Introduction

The retrotrapezoid nucleus (RTN) is a brainstem respiratory control region where rodent astrocyte Kir4.1 channels are inhibited by increased CO₂/H⁺ and contribute to chemosensing and CO₂/H⁺-dependent respiratory drive. All astrocytes express high levels of the inwardly rectifying potassium channel Kir4.1 and the water channel AQP4 and their disruption affects [K⁺]_o homeostasis, glutamate uptake, water and waste clearance, processes likely altered in Alzheimer’s disease (AD). Reduced Kir4.1 expression has been reported in several neurodegenerative mouse models, but few studies have assessed brainstem alterations. Furthermore, whether astrocyte Kir4.1 is expressed in human RTN tissue, or whether its expression changes with age, differs by sex, or is altered in AD models remains poorly understood. To address this, we compared astrocytic Kir4.1 expression in the RTN of young and aged male and female rodents, including AD models, and examined Kir4.1 expression in putative human RTN tissue.

Methods

Kir4.1 expression was assessed by fluorescent immunohistochemistry in RTN and hippocampal tissue from young adult (2 months) or aged (≥9 months) TgF344-AD rats and APP23 mice, as well as in post-mortem human brainstem. Astrocytes were identified using GFAP or Aldh1L1 labelling and Kir4.1 mRNA levels in TgF344 animals were also assessed by qPCR. Kir4.1 protein expression in astrocytic somata and processes was quantified from confocal images acquired using identical settings, and U87 astrocytoma cells were assessed for Kir4.1 and AQP4 expression by immunocytochemistry. Statistical analyses used unpaired t-tests or multiple comparisons as appropriate with a minimum of 2 animals/subjects per group. Animal procedures were conducted in accordance with the Animals (Scientific Procedures) Act 1986 and human post-mortem tissue was obtained from the Manchester Brain Bank under approval from the Manchester Brain Bank Management Committee (REC Reference 24/NE/0201).

Results

Kir4.1 protein levels were higher in RTN astrocytes than in hippocampal astrocytes, with consistently greater expression in females than males across age groups. Kir4.1 expression also increased with ageing in both RTN and hippocampal astrocytes. However, Kir4.1 protein levels were reduced in aged TgF344-AD rats compared with age-matched controls, including at astrocytic endfoot domains. In 12-month-old male APP23 mice, Kir4.1 expression was detected at higher levels in GFAP-positive astrocytes in the RTN compared to hippocampus and appeared to differ less between genotypes.

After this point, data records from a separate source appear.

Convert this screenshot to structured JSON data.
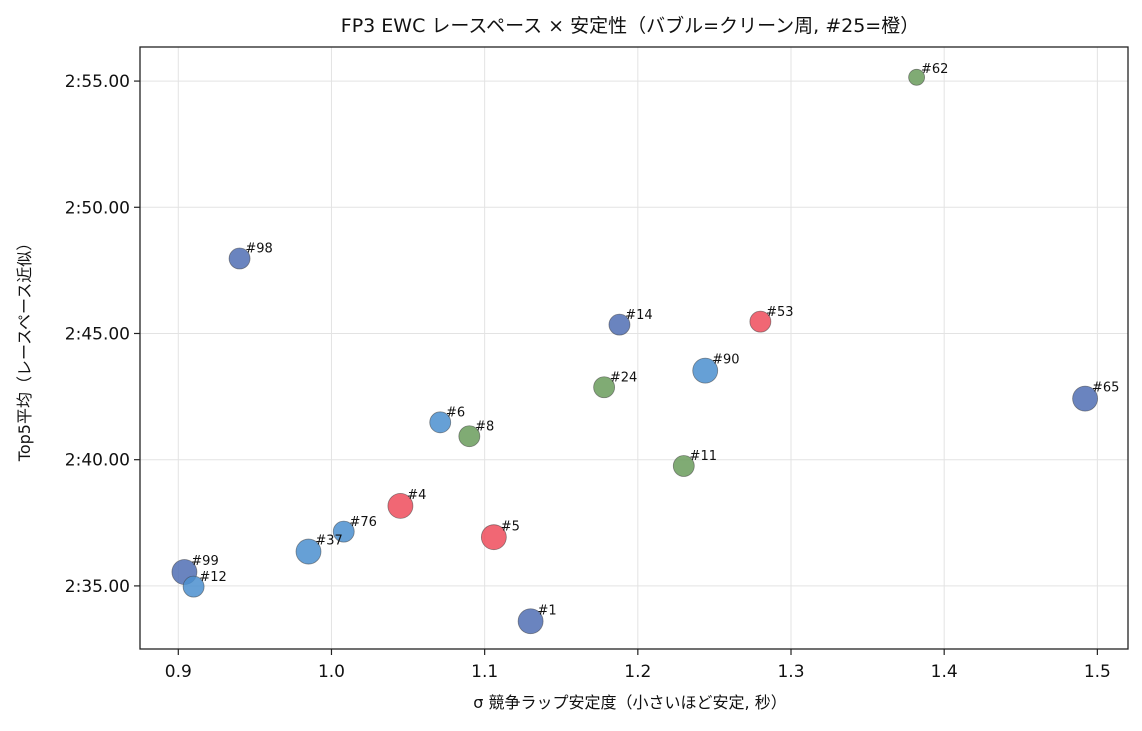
{
  "chart_data": {
    "type": "scatter",
    "title": "FP3 EWC レースペース × 安定性（バブル=クリーン周, #25=橙）",
    "xlabel": "σ 競争ラップ安定度（小さいほど安定, 秒）",
    "ylabel": "Top5平均（レースペース近似）",
    "xlim": [
      0.875,
      1.52
    ],
    "ylim": [
      152.5,
      176.35
    ],
    "grid": true,
    "x_ticks": [
      {
        "value": 0.9,
        "label": "0.9"
      },
      {
        "value": 1.0,
        "label": "1.0"
      },
      {
        "value": 1.1,
        "label": "1.1"
      },
      {
        "value": 1.2,
        "label": "1.2"
      },
      {
        "value": 1.3,
        "label": "1.3"
      },
      {
        "value": 1.4,
        "label": "1.4"
      },
      {
        "value": 1.5,
        "label": "1.5"
      }
    ],
    "y_ticks": [
      {
        "value": 155,
        "label": "2:35.00"
      },
      {
        "value": 160,
        "label": "2:40.00"
      },
      {
        "value": 165,
        "label": "2:45.00"
      },
      {
        "value": 170,
        "label": "2:50.00"
      },
      {
        "value": 175,
        "label": "2:55.00"
      }
    ],
    "colors": {
      "red": "#ee4c5c",
      "blue": "#4b8fcf",
      "navy": "#506eb4",
      "green": "#6a9c5c"
    },
    "points": [
      {
        "label": "#98",
        "x": 0.94,
        "y": 167.97,
        "size": "medium",
        "color": "navy"
      },
      {
        "label": "#62",
        "x": 1.382,
        "y": 175.15,
        "size": "small",
        "color": "green"
      },
      {
        "label": "#14",
        "x": 1.188,
        "y": 165.35,
        "size": "medium",
        "color": "navy"
      },
      {
        "label": "#53",
        "x": 1.28,
        "y": 165.47,
        "size": "medium",
        "color": "red"
      },
      {
        "label": "#90",
        "x": 1.244,
        "y": 163.53,
        "size": "large",
        "color": "blue"
      },
      {
        "label": "#24",
        "x": 1.178,
        "y": 162.87,
        "size": "medium",
        "color": "green"
      },
      {
        "label": "#65",
        "x": 1.492,
        "y": 162.42,
        "size": "large",
        "color": "navy"
      },
      {
        "label": "#6",
        "x": 1.071,
        "y": 161.48,
        "size": "medium",
        "color": "blue"
      },
      {
        "label": "#8",
        "x": 1.09,
        "y": 160.93,
        "size": "medium",
        "color": "green"
      },
      {
        "label": "#11",
        "x": 1.23,
        "y": 159.75,
        "size": "medium",
        "color": "green"
      },
      {
        "label": "#4",
        "x": 1.045,
        "y": 158.17,
        "size": "large",
        "color": "red"
      },
      {
        "label": "#76",
        "x": 1.008,
        "y": 157.15,
        "size": "medium",
        "color": "blue"
      },
      {
        "label": "#5",
        "x": 1.106,
        "y": 156.93,
        "size": "large",
        "color": "red"
      },
      {
        "label": "#37",
        "x": 0.985,
        "y": 156.36,
        "size": "large",
        "color": "blue"
      },
      {
        "label": "#99",
        "x": 0.904,
        "y": 155.55,
        "size": "large",
        "color": "navy"
      },
      {
        "label": "#12",
        "x": 0.91,
        "y": 154.97,
        "size": "medium",
        "color": "blue"
      },
      {
        "label": "#1",
        "x": 1.13,
        "y": 153.6,
        "size": "large",
        "color": "navy"
      }
    ]
  }
}
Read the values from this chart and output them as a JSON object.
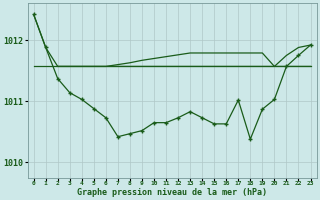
{
  "bg_color": "#cde8e8",
  "grid_color": "#b0c8c8",
  "line_color": "#1a5c1a",
  "title": "Graphe pression niveau de la mer (hPa)",
  "yticks": [
    1010,
    1011,
    1012
  ],
  "ylim": [
    1009.75,
    1012.6
  ],
  "xlim": [
    -0.5,
    23.5
  ],
  "series1_x": [
    0,
    1,
    2,
    3,
    4,
    5,
    6,
    7,
    8,
    9,
    10,
    11,
    12,
    13,
    14,
    15,
    16,
    17,
    18,
    19,
    20,
    21,
    22,
    23
  ],
  "series1": [
    1012.42,
    1011.88,
    1011.57,
    1011.57,
    1011.57,
    1011.57,
    1011.57,
    1011.57,
    1011.57,
    1011.57,
    1011.57,
    1011.57,
    1011.57,
    1011.57,
    1011.57,
    1011.57,
    1011.57,
    1011.57,
    1011.57,
    1011.57,
    1011.57,
    1011.57,
    1011.57,
    1011.57
  ],
  "series2_x": [
    0,
    1,
    2,
    3,
    4,
    5,
    6,
    7,
    8,
    9,
    10,
    11,
    12,
    13,
    14,
    15,
    16,
    17,
    18,
    19,
    20,
    21,
    22,
    23
  ],
  "series2": [
    1011.57,
    1011.57,
    1011.57,
    1011.57,
    1011.57,
    1011.57,
    1011.57,
    1011.57,
    1011.57,
    1011.57,
    1011.57,
    1011.57,
    1011.57,
    1011.57,
    1011.57,
    1011.57,
    1011.57,
    1011.57,
    1011.57,
    1011.57,
    1011.57,
    1011.57,
    1011.57,
    1011.57
  ],
  "series3_x": [
    2,
    3,
    4,
    5,
    6,
    7,
    8,
    9,
    10,
    11,
    12,
    13,
    14,
    15,
    16,
    17,
    18,
    19,
    20,
    21,
    22,
    23
  ],
  "series3": [
    1011.57,
    1011.57,
    1011.57,
    1011.57,
    1011.57,
    1011.6,
    1011.63,
    1011.67,
    1011.7,
    1011.73,
    1011.76,
    1011.79,
    1011.79,
    1011.79,
    1011.79,
    1011.79,
    1011.79,
    1011.79,
    1011.57,
    1011.75,
    1011.88,
    1011.92
  ],
  "series4_x": [
    0,
    1,
    2,
    3,
    4,
    5,
    6,
    7,
    8,
    9,
    10,
    11,
    12,
    13,
    14,
    15,
    16,
    17,
    18,
    19,
    20,
    21,
    22,
    23
  ],
  "series4": [
    1012.42,
    1011.88,
    1011.37,
    1011.14,
    1011.03,
    1010.88,
    1010.73,
    1010.42,
    1010.47,
    1010.52,
    1010.65,
    1010.65,
    1010.73,
    1010.83,
    1010.73,
    1010.63,
    1010.63,
    1011.02,
    1010.38,
    1010.87,
    1011.03,
    1011.57,
    1011.75,
    1011.92
  ]
}
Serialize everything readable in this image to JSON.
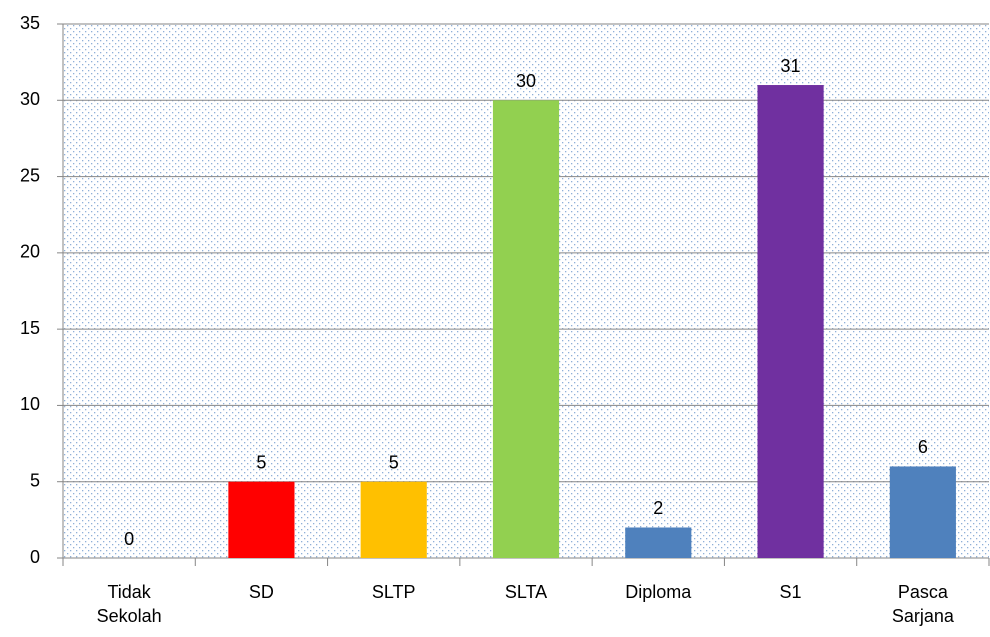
{
  "chart_data": {
    "type": "bar",
    "categories": [
      "Tidak Sekolah",
      "SD",
      "SLTP",
      "SLTA",
      "Diploma",
      "S1",
      "Pasca Sarjana"
    ],
    "values": [
      0,
      5,
      5,
      30,
      2,
      31,
      6
    ],
    "colors": [
      "#4f81bd",
      "#ff0000",
      "#ffc000",
      "#92d050",
      "#4f81bd",
      "#7030a0",
      "#4f81bd"
    ],
    "ylim": [
      0,
      35
    ],
    "yticks": [
      0,
      5,
      10,
      15,
      20,
      25,
      30,
      35
    ],
    "grid": true
  }
}
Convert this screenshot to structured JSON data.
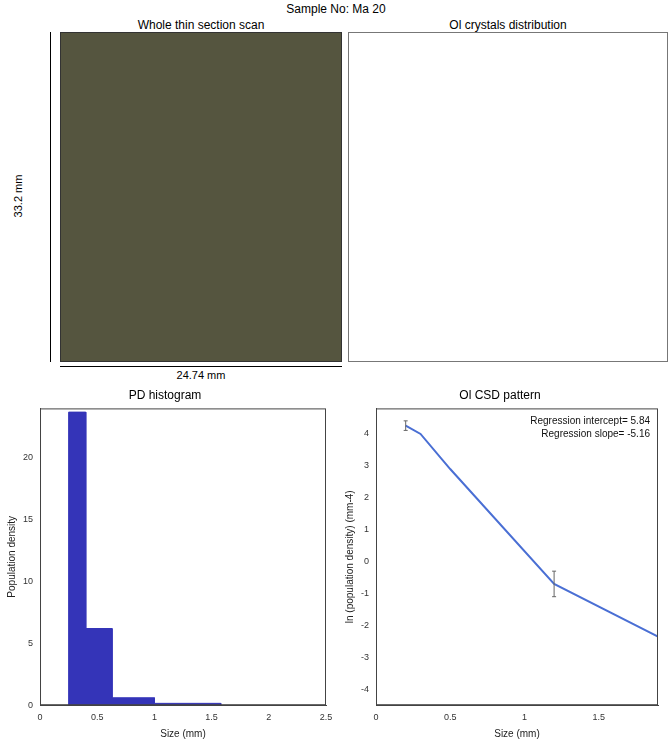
{
  "title": "Sample No: Ma 20",
  "panels": [
    {
      "title": "Whole thin section scan",
      "height_label": "33.2 mm",
      "width_label": "24.74 mm"
    },
    {
      "title": "Ol crystals distribution"
    }
  ],
  "chart_data": [
    {
      "type": "histogram",
      "title": "PD histogram",
      "x_label": "Size (mm)",
      "y_label": "Population density",
      "bins": [
        0.25,
        0.4,
        0.63,
        1,
        1.58
      ],
      "counts": [
        23.7,
        6.2,
        0.6,
        0.15
      ],
      "color": "#3434b8",
      "xlim": [
        0,
        2.5
      ],
      "xticks": [
        0,
        0.5,
        1,
        1.5,
        2,
        2.5
      ],
      "ylim": [
        0,
        24
      ],
      "yticks": [
        0,
        5,
        10,
        15,
        20
      ],
      "grid": false
    },
    {
      "type": "line",
      "title": "Ol CSD pattern",
      "x_label": "Size (mm)",
      "y_label": "ln (population density) (mm-4)",
      "x": [
        0.2,
        0.3,
        0.5,
        1.2,
        1.9
      ],
      "values": [
        4.26,
        4.0,
        2.9,
        -0.7,
        -2.35
      ],
      "error": [
        0.15,
        null,
        null,
        0.4,
        null
      ],
      "color": "#4a6fd4",
      "xlim": [
        0,
        1.9
      ],
      "xticks": [
        0,
        0.5,
        1,
        1.5
      ],
      "ylim": [
        -4.5,
        4.8
      ],
      "yticks": [
        -4,
        -3,
        -2,
        -1,
        0,
        1,
        2,
        3,
        4
      ],
      "grid": false,
      "annotations": [
        "Regression intercept= 5.84",
        "Regression slope= -5.16"
      ]
    }
  ]
}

Kir4.1 mRNA levels were also unchanged between AD models and controls but U87 astrocyte like cells expressed both Kir4.1 and AQP4. Finally, Kir4.1 protein was detected in astrocytes within the putative RTN of aged human ponto-medullary post-mortem tissue.

Conclusions

These findings demonstrate that astrocytic Kir4.1 expression in the RTN increases with normal aging but appears altered in aged AD models, and we show for the first time that human RTN astrocytes also express Kir4.1. Disruptions in astrocyte Kir4.1 protein expression may contribute to neurodegenerative disease mechanisms and potentially to sleep-disordered breathing in cognitive decline.